Um famoso escritor português afirmou uma vez que somos um povo de pobres com mentalidade de ricos. Julgo que tinha razão. Temos frequentemente a ideia de que Portugal está no centro do mundo e, por isso, vivemos obcecados com a ideia de que os outros, os que vivem lá fora, ou nos invejam ou estão permanentemente a tentar prejudicar-nos. Talvez as coisas não sejam bem assim, mas pelo menos parecem.
Um bom exemplo desta mentalidade a que poderíamos chamar para simplificar tuga verifica-se no ténis. Vivemos obcecados com a ideia de que, por não termos um jogador de classe mundial, alguma coisa está a falhar. Ora, eu penso que as coisas não são bem assim. Se atendermos ao escassíssimo número de praticantes federados (a Federação fala de muitos outros tenistas não federados, mas sinceramente nunca percebi como é que essa contabilidade se faz...), nós temos um (pequeno) lote de jogadores de altíssima qualidade e que, na verdade, não são um verdadeiro reflexo do desenvolvimento do ténis português. De facto, é possível que ainda durante este ano venhamos a ter dois jogadores no Top 100, situação absolutamente inédita.

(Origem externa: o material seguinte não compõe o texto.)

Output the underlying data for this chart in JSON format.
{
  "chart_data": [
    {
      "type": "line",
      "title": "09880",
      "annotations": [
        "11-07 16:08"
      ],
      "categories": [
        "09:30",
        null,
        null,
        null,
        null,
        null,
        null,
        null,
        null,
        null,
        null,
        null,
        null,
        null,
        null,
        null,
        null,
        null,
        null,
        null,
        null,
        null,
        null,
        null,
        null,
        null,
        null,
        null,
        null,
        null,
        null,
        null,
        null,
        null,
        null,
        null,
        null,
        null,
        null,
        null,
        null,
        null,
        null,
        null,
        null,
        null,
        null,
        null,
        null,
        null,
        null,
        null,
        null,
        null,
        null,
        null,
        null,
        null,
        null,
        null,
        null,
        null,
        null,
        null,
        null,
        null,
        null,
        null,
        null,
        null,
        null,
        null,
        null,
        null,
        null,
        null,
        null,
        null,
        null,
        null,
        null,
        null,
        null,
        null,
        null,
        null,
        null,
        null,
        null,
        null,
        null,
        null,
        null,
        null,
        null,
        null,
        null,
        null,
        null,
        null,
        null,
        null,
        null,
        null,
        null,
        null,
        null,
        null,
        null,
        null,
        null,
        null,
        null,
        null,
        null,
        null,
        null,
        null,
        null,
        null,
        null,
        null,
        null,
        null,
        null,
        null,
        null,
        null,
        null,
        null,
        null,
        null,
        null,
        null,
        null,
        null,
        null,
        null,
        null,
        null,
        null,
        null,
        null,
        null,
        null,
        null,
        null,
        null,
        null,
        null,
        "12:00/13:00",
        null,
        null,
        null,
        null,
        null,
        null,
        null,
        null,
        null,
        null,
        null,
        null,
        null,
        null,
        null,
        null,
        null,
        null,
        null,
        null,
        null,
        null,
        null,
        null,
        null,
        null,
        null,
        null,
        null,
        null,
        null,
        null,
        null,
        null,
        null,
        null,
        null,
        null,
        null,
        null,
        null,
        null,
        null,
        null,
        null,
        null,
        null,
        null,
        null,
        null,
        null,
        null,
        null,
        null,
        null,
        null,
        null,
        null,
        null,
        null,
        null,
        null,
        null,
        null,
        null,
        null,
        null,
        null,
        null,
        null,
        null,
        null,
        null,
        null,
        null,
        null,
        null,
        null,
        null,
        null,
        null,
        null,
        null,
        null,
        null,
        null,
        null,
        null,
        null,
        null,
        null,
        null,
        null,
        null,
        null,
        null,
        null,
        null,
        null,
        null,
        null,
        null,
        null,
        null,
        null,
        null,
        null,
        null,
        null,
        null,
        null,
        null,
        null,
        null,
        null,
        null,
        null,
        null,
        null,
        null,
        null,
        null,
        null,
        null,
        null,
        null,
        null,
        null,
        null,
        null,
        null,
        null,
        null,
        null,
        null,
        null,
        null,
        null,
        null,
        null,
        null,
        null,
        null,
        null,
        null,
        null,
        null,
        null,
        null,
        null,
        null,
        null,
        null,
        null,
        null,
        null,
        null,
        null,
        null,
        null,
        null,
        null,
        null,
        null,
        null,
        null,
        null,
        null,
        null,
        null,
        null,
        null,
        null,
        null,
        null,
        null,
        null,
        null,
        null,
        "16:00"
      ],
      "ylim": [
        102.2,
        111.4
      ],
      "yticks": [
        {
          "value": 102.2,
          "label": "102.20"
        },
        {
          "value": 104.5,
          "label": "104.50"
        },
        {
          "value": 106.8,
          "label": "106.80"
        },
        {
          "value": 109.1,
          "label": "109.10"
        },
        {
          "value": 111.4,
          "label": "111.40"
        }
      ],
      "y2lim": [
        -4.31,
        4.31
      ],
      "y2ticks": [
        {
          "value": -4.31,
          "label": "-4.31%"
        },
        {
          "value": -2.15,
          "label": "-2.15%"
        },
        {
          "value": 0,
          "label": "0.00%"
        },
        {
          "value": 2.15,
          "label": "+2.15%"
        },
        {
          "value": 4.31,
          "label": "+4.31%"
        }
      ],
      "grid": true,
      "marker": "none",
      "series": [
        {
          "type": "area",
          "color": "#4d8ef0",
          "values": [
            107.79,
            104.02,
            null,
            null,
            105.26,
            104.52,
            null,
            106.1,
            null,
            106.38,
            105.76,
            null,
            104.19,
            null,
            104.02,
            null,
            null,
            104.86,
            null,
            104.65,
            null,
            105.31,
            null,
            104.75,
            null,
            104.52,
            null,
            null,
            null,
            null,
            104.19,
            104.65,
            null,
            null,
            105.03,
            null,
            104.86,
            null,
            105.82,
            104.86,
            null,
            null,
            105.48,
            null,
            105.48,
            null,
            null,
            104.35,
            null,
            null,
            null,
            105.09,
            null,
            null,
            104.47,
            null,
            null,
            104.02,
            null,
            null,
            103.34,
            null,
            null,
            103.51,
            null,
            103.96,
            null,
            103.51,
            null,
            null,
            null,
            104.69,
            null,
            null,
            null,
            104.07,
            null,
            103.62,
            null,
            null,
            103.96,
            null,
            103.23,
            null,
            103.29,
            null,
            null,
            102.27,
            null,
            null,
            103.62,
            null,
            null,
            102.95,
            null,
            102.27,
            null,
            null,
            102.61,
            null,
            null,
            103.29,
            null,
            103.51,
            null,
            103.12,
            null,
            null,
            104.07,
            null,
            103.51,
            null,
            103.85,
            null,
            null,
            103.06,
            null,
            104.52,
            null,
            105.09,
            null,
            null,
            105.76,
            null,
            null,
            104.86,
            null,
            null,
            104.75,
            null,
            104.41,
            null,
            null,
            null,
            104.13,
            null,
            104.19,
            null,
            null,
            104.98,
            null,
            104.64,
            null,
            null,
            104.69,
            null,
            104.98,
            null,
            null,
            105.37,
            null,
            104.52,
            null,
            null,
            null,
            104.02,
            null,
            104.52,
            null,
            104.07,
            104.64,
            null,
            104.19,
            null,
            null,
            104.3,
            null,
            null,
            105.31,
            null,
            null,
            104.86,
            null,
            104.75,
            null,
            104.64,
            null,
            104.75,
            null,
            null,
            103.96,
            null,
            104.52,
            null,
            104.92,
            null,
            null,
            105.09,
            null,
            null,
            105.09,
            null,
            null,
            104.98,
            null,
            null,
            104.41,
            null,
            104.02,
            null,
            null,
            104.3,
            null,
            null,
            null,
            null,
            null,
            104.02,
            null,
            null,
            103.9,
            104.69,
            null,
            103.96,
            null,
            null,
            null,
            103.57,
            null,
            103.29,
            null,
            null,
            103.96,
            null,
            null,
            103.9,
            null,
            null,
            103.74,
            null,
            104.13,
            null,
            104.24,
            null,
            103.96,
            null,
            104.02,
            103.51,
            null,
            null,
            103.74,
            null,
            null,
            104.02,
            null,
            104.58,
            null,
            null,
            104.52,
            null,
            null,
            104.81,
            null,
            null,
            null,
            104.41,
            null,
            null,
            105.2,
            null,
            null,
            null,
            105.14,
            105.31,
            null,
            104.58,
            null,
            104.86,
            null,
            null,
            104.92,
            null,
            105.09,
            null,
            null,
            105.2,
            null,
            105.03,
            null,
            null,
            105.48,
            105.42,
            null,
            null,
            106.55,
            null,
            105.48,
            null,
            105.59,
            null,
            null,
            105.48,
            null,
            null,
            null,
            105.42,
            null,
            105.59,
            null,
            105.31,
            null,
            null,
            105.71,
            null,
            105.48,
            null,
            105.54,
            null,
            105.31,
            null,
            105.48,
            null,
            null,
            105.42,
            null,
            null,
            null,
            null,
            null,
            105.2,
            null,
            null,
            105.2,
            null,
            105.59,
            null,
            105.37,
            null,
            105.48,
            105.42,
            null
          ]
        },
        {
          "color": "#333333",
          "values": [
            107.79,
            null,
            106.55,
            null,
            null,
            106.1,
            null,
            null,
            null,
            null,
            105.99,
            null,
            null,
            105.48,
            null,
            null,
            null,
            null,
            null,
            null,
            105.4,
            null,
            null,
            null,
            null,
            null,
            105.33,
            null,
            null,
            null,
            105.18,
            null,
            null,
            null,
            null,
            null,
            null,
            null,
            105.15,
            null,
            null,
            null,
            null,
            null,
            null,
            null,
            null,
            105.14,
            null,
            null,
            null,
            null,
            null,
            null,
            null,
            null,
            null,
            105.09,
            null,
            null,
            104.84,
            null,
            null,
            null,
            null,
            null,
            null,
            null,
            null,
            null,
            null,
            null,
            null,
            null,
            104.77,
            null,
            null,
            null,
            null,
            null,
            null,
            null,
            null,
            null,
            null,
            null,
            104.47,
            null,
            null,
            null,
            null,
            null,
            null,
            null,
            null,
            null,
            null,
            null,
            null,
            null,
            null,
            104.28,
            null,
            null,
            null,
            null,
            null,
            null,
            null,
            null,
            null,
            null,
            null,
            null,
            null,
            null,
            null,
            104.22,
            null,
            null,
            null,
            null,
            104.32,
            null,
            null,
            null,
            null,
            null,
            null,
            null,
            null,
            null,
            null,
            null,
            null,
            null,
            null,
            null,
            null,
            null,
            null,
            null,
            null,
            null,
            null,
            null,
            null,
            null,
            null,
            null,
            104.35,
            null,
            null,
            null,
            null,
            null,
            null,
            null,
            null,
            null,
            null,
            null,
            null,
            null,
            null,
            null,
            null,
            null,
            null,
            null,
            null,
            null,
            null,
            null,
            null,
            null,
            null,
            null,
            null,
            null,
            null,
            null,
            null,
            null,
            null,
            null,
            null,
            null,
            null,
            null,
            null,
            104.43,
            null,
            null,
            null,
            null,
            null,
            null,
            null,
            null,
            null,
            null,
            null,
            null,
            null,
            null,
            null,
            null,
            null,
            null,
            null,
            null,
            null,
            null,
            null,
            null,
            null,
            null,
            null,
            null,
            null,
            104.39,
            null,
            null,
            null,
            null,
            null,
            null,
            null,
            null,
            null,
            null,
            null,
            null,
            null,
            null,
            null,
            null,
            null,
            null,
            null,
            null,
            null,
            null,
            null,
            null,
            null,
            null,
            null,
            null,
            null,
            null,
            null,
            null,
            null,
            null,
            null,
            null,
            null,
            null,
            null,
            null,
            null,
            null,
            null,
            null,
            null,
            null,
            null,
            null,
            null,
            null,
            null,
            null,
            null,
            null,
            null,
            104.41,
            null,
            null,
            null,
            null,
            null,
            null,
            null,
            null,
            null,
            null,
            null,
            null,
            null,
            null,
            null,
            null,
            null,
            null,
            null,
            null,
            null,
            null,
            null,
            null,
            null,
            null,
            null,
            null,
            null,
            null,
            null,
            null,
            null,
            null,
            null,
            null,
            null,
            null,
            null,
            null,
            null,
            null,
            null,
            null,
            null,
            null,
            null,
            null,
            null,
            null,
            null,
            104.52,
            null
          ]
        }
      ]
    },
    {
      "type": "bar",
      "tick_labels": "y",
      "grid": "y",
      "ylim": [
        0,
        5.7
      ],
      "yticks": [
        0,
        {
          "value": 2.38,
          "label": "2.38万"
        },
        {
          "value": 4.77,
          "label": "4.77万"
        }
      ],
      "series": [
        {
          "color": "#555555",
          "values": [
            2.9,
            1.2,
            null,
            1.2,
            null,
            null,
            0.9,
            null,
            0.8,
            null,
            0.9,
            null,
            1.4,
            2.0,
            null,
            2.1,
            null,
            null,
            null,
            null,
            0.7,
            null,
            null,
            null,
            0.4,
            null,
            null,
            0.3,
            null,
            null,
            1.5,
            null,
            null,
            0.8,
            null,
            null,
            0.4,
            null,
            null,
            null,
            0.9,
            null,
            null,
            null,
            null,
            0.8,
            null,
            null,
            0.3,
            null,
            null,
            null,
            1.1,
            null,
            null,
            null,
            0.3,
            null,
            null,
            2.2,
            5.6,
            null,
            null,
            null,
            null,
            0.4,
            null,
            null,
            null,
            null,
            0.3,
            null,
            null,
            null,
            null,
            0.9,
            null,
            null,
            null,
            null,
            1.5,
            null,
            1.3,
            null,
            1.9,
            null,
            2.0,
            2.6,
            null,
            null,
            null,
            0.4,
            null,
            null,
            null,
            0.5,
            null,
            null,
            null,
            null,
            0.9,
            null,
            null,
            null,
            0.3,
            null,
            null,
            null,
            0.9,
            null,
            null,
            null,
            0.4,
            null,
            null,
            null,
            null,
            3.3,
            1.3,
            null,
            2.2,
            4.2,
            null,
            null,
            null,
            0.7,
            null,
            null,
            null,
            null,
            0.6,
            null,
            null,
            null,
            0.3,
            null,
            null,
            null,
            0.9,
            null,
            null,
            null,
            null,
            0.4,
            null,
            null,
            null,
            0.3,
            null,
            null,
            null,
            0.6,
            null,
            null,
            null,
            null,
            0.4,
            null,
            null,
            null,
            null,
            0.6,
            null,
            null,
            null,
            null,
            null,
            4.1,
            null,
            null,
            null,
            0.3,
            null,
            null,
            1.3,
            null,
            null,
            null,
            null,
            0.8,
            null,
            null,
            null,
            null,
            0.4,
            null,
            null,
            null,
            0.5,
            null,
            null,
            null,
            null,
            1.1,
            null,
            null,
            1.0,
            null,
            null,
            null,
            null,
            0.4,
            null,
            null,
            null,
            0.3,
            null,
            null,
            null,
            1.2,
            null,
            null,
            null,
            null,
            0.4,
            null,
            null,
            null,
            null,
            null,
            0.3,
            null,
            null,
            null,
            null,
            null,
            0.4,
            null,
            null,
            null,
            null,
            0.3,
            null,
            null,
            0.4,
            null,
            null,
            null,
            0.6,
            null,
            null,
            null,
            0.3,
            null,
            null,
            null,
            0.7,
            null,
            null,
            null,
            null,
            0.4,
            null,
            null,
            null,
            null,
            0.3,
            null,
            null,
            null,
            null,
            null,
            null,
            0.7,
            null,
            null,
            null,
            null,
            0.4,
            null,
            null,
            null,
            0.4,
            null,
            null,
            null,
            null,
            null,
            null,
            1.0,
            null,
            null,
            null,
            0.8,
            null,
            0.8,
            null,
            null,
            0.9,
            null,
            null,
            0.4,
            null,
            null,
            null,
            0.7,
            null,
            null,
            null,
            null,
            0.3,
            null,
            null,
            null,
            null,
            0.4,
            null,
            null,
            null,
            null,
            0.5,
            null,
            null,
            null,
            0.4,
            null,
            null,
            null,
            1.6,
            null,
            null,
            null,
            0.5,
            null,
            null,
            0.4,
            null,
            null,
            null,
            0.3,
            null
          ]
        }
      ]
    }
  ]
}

Ora, se quisermos ser rigorosos, nem Frederico Gil, nem Rui Machado são dos tenistas mais talentosos que têm aparecido nos últimos vinte anos em Portugal. Mesmo entre os que estão ainda em actividade (por exemplo, entre os que jogaram na edição deste ano do Estoril Open), penso que Leonardo Tavares, Michelle Larcher de Brito, Pedro Sousa e sobretudo Gastão Elias têm um potencial tenístico bastante superior. Sei que esta opinião é discutível, mas julgo que há vários e bons motivos para a sustentar. Onde reside então a diferença entre Rui e Frederico face ao típico jogador luso? Para mim, no facto de não terem uma mentalidade tuga. Ou seja, não estão convencidos que se encontram no centro do mundo. Estão no circuito como milhares de outros jogadores de todos os cantos do planeta e procuram destacar-se através do trabalho, da dedicação, do profissionalismo. Mérito indiscutível do seu treinador (Cunha e Silva)? Sem dúvida. Mas ambos revelam especialmente uma elevadíssima formação moral. Dois exemplos. Por um lado, o modo como ambos se entregaram no extraordinário encontro que disputaram na passada sexta-feira, fazendo-o sempre nos limites, mas evidenciando ao mesmo tempo um enorme respeito mútuo. Por outro, a forma como encararam as suas derrotas (Rui frente a Gil e este, na final, frente ao excelente Montanes): com evidente tristeza, mas sem desculpas. Com orgulho pelo trajecto alcançado, mas sempre determinados a evoluir no futuro que já aí vem.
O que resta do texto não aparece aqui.